Requerimos de la filosofía, obligadamente, para entender el rol contemporáneo del Yo y la Circunstancia  (Ortega y Gasset dixit) a nivel individual, colectivo y nacional.

Entre sus múltiples rostros, en el México que dio el poder presidencial a Andrés Manuel López Obrador asoman los siguientes:

  1. Es un México sin una democracia madura que –oh paradoja- en la actitud poco democrática del Presidente electo vive un avance democrático.

¿Hasta dónde avanzará esta circunstancia democrática o hasta dónde retrocederá? No lo sabemos. Pero el triunfo masivo sin precedentes ocurrido el 1ro de julio del 2018 es democrático se acepte o no de parte de los derrotados.

Por otra parte, podemos pensar –ontológicamente- que la no aceptación de la derrota electoral contribuye a la reafirmación democrática porque de otro modo, si todos aceptáramos el triunfo aunque nos sea propio o ajeno, existiría la uniformidad, lo cual no coincide con el sentido lógico de la democracia que es, por definición, contradictoria, múltiple…

He aquí un pensamiento más profundo sobre México que es aplicable a Veracruz.

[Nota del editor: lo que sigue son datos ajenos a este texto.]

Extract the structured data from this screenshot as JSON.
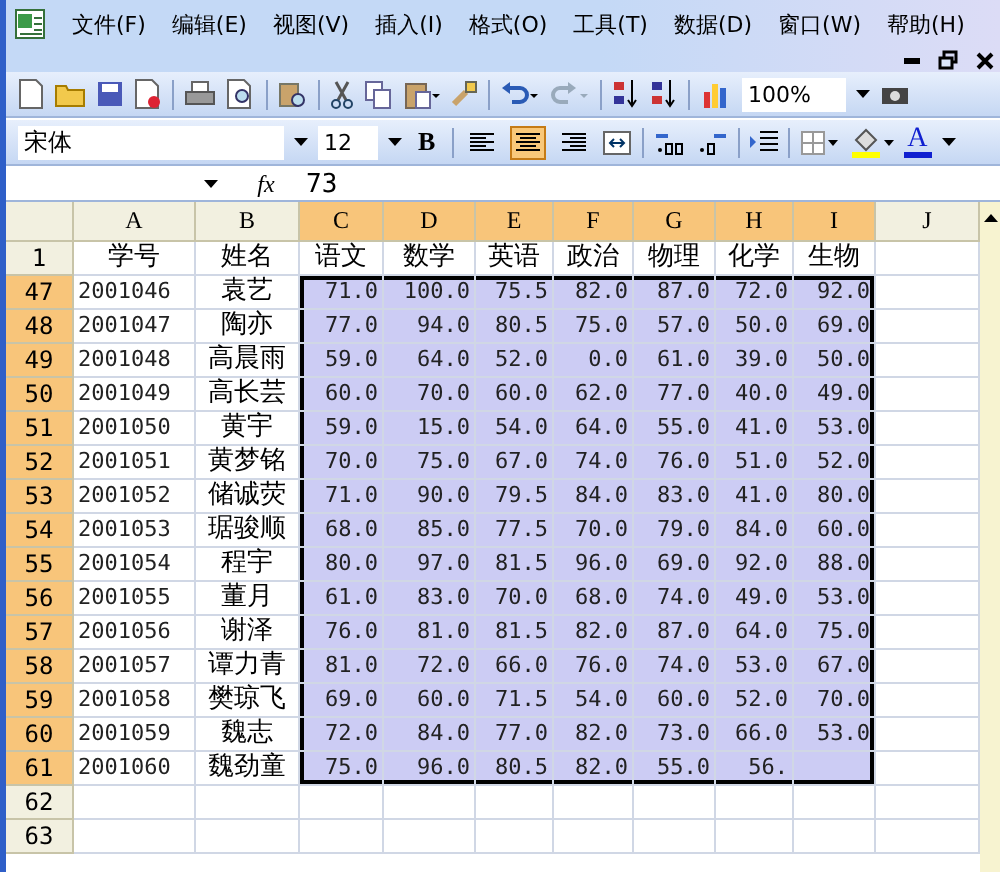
{
  "menu_bar": {
    "items": [
      "文件(F)",
      "编辑(E)",
      "视图(V)",
      "插入(I)",
      "格式(O)",
      "工具(T)",
      "数据(D)",
      "窗口(W)",
      "帮助(H)"
    ]
  },
  "standard_toolbar": {
    "zoom": "100%"
  },
  "formatting_toolbar": {
    "font": "宋体",
    "size": "12",
    "bold": "B",
    "font_color": "A",
    "alignment": [
      {
        "kind": "left",
        "selected": false
      },
      {
        "kind": "center",
        "selected": true
      },
      {
        "kind": "right",
        "selected": false
      }
    ]
  },
  "formula_bar": {
    "fx": "fx",
    "value": "73"
  },
  "sheet": {
    "columns": [
      {
        "label": "A",
        "selected": false
      },
      {
        "label": "B",
        "selected": false
      },
      {
        "label": "C",
        "selected": true
      },
      {
        "label": "D",
        "selected": true
      },
      {
        "label": "E",
        "selected": true
      },
      {
        "label": "F",
        "selected": true
      },
      {
        "label": "G",
        "selected": true
      },
      {
        "label": "H",
        "selected": true
      },
      {
        "label": "I",
        "selected": true
      },
      {
        "label": "J",
        "selected": false
      }
    ],
    "rows": [
      {
        "number": "1",
        "selected": false,
        "cells": [
          "学号",
          "姓名",
          "语文",
          "数学",
          "英语",
          "政治",
          "物理",
          "化学",
          "生物"
        ]
      },
      {
        "number": "47",
        "selected": true,
        "cells": [
          "2001046",
          "袁艺",
          "71.0",
          "100.0",
          "75.5",
          "82.0",
          "87.0",
          "72.0",
          "92.0"
        ]
      },
      {
        "number": "48",
        "selected": true,
        "cells": [
          "2001047",
          "陶亦",
          "77.0",
          "94.0",
          "80.5",
          "75.0",
          "57.0",
          "50.0",
          "69.0"
        ]
      },
      {
        "number": "49",
        "selected": true,
        "cells": [
          "2001048",
          "高晨雨",
          "59.0",
          "64.0",
          "52.0",
          "0.0",
          "61.0",
          "39.0",
          "50.0"
        ]
      },
      {
        "number": "50",
        "selected": true,
        "cells": [
          "2001049",
          "高长芸",
          "60.0",
          "70.0",
          "60.0",
          "62.0",
          "77.0",
          "40.0",
          "49.0"
        ]
      },
      {
        "number": "51",
        "selected": true,
        "cells": [
          "2001050",
          "黄宇",
          "59.0",
          "15.0",
          "54.0",
          "64.0",
          "55.0",
          "41.0",
          "53.0"
        ]
      },
      {
        "number": "52",
        "selected": true,
        "cells": [
          "2001051",
          "黄梦铭",
          "70.0",
          "75.0",
          "67.0",
          "74.0",
          "76.0",
          "51.0",
          "52.0"
        ]
      },
      {
        "number": "53",
        "selected": true,
        "cells": [
          "2001052",
          "储诚荧",
          "71.0",
          "90.0",
          "79.5",
          "84.0",
          "83.0",
          "41.0",
          "80.0"
        ]
      },
      {
        "number": "54",
        "selected": true,
        "cells": [
          "2001053",
          "琚骏顺",
          "68.0",
          "85.0",
          "77.5",
          "70.0",
          "79.0",
          "84.0",
          "60.0"
        ]
      },
      {
        "number": "55",
        "selected": true,
        "cells": [
          "2001054",
          "程宇",
          "80.0",
          "97.0",
          "81.5",
          "96.0",
          "69.0",
          "92.0",
          "88.0"
        ]
      },
      {
        "number": "56",
        "selected": true,
        "cells": [
          "2001055",
          "董月",
          "61.0",
          "83.0",
          "70.0",
          "68.0",
          "74.0",
          "49.0",
          "53.0"
        ]
      },
      {
        "number": "57",
        "selected": true,
        "cells": [
          "2001056",
          "谢泽",
          "76.0",
          "81.0",
          "81.5",
          "82.0",
          "87.0",
          "64.0",
          "75.0"
        ]
      },
      {
        "number": "58",
        "selected": true,
        "cells": [
          "2001057",
          "谭力青",
          "81.0",
          "72.0",
          "66.0",
          "76.0",
          "74.0",
          "53.0",
          "67.0"
        ]
      },
      {
        "number": "59",
        "selected": true,
        "cells": [
          "2001058",
          "樊琼飞",
          "69.0",
          "60.0",
          "71.5",
          "54.0",
          "60.0",
          "52.0",
          "70.0"
        ]
      },
      {
        "number": "60",
        "selected": true,
        "cells": [
          "2001059",
          "魏志",
          "72.0",
          "84.0",
          "77.0",
          "82.0",
          "73.0",
          "66.0",
          "53.0"
        ]
      },
      {
        "number": "61",
        "selected": true,
        "cells": [
          "2001060",
          "魏劲童",
          "75.0",
          "96.0",
          "80.5",
          "82.0",
          "55.0",
          "56."
        ]
      },
      {
        "number": "62",
        "selected": false
      },
      {
        "number": "63",
        "selected": false
      }
    ]
  }
}
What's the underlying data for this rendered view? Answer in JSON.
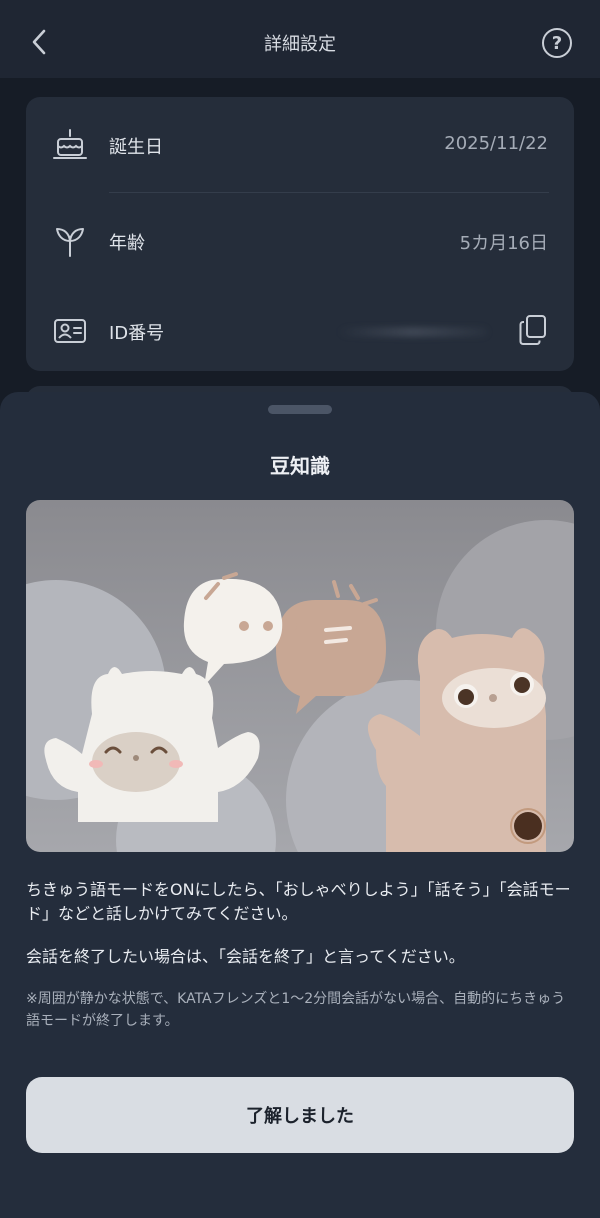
{
  "header": {
    "title": "詳細設定",
    "back_icon": "chevron-left-icon",
    "help_label": "?"
  },
  "settings": {
    "rows": [
      {
        "icon": "birthday-cake-icon",
        "label": "誕生日",
        "value": "2025/11/22"
      },
      {
        "icon": "sprout-icon",
        "label": "年齢",
        "value": "5カ月16日"
      },
      {
        "icon": "id-card-icon",
        "label": "ID番号",
        "value": ""
      }
    ],
    "copy_icon": "copy-icon"
  },
  "sheet": {
    "title": "豆知識",
    "text1": "ちきゅう語モードをONにしたら、「おしゃべりしよう」「話そう」「会話モード」などと話しかけてみてください。",
    "text2": "会話を終了したい場合は、「会話を終了」と言ってください。",
    "note": "※周囲が静かな状態で、KATAフレンズと1〜2分間会話がない場合、自動的にちきゅう語モードが終了します。",
    "button_label": "了解しました"
  },
  "colors": {
    "background": "#161c26",
    "card": "#252d3a",
    "sheet": "#242d3c",
    "button": "#d9dde3"
  }
}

He aquí la búsqueda de una justificación para pensar filosóficamente en lo que es nuestro país y nuestra entidad en este momento y al mismo tiempo en otro momento: su pasado y en otro más: su futuro.

Aquí hay un concepto más que debe atenderse: no hay derrotados ni victoriosos porque un país tan sumido en sus contradicciones históricas no lo permite más.

Si en los próximos seis años hay un avance democrático real todos ganamos, de no haberlo todos perdemos pero también -por necesidad- una parte ganamos y una parte perdemos porque el todo no es nada sin la parte y la parte nunca puede por sí misma formar un todo.

No hay medias tintas porque MORENA, la fuerza masiva de AMLO, no representa una coyuntura ideológica particular sino –insisto en el concepto- una torre de Babel.

Ayer, en el Congreso de Veracruz se vivió un ejercicio político de esa torre de Babel.

No se pudo definir el acuerdo para que el fiscal Jorge Winckler sea sometido a dos juicios políticos –del Legislativo el tema debe pasar al poder Judicial- porque no hubo los votos suficientes para ello: 34 de un total de 50 posibles.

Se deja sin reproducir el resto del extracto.